Borobudur is one of the world's largest Buddhist monuments built around 800 AD and is accessible by car from the city of Yogyakarta, central Java, Indonesia.
From Bali, I took the first flight to Yogyakarta in the morning and arrived in Yogyakarta in about one hour. In order to visit the Borobudur ruins, I asked a local travel agency to charter a car with a driver and a guide who can speak Japanese. In this itinerary, we arrived at Borobudur in the evening. It is a pattern of staying at a hotel on the site just next to Borobudur and observing Borobudur in the morning the next day.
The hotel on the Borobudur site is called Hotel Manohara, but it is the only hotel that can access Borobudur even if the gate of Borobudur is closed. At night, you can see this sight from the photo below, and you can worship sunrise from Borobudur in the early morning.
Hotel Manohara is a cottage style one-story building. The restaurant is open air and there is a show at night. It is quite recommended.
The next morning, I did not participate in the sun rise tour, which goes out early in the morning with a separate fee. I climbed Borobudur before breakfast just in time. The sun appeared from the right shoulder of Murapi Volcano.
Stupa lined up at the top of Borobudur ruins. The people here must have set up the camera early in the morning at an extra charge.

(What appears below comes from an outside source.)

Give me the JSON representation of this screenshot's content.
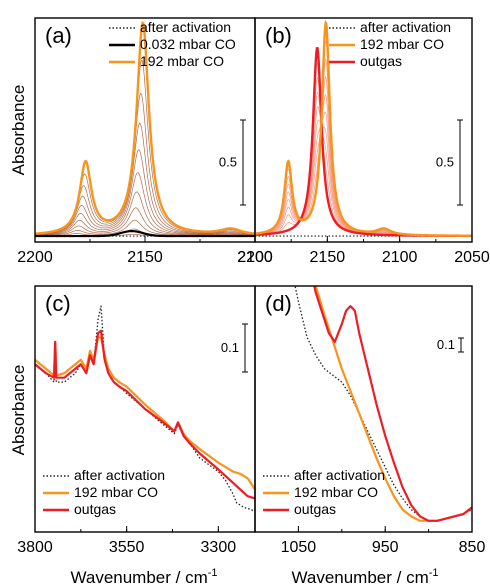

It is said that the mountain seen in the back is similar to the figure of lieing buddha when viewed from Borobudur. It certainly looks like that.

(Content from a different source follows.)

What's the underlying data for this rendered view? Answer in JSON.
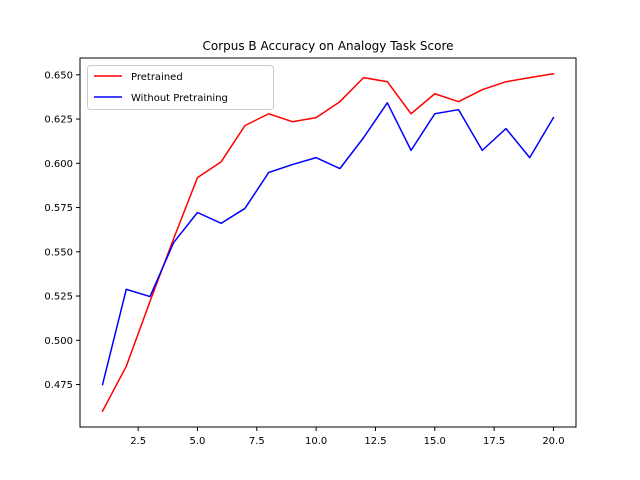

I asked the guide to take a commemorative photo with my second son who wanted to come to Borobudur.
The highlight of Borobudur is not only the size but also the scale and sophistication of the reliefs stretched around the corridor. Since the building is a relatively simple stupa shape, the same Buddhist archeological site Bayon Temple in Cambodia has a better view.

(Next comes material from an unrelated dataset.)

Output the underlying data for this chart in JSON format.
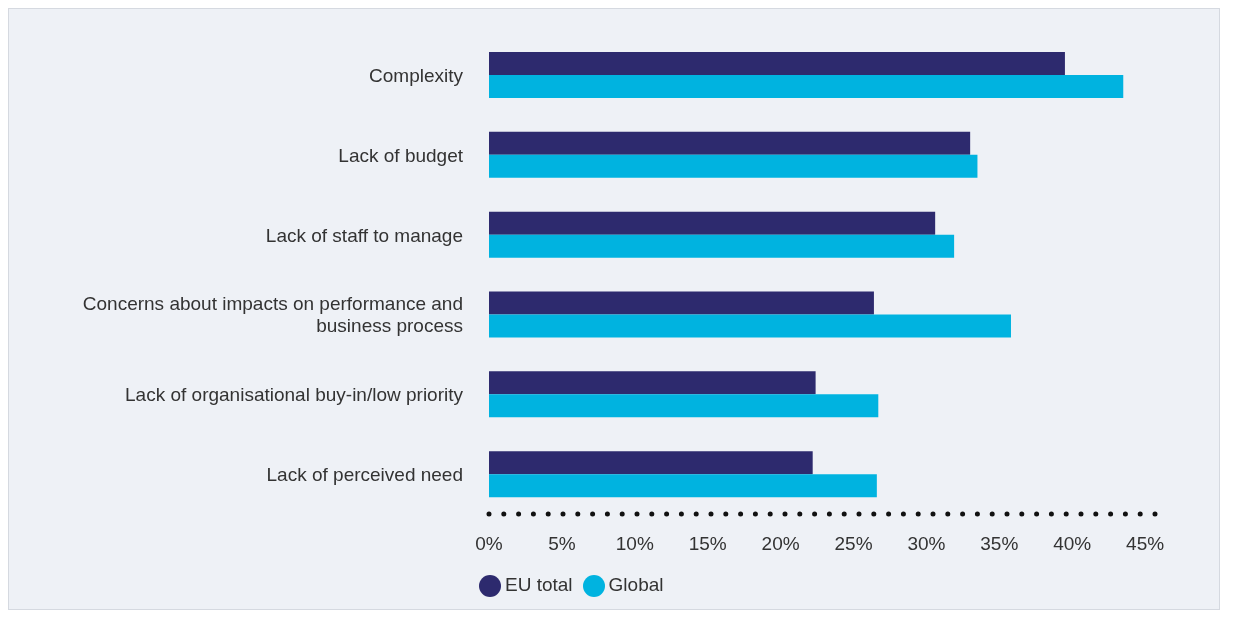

Reliefs stretched around the corridor surrounding Borobudur Temple cannot be fully introduced, but they depict the life of Buddha and those based on Indian mythology.
This is a relief of a famous ship. Such a ship would have come and go around Indonesia.
You can see that reliefs are stuck around the corridor surrounding Borobudur.
The whole view of Borobudur looks like this. Anyway, it's big, so it's quite difficult to shoot the whole picture. If you divide them into multiple pieces and connect them later, you will get a beautiful photo.
The Borobudur ruins as a World Heritage site include the ruins of Pawon temple in the photo below and the ruins of Mundut temple.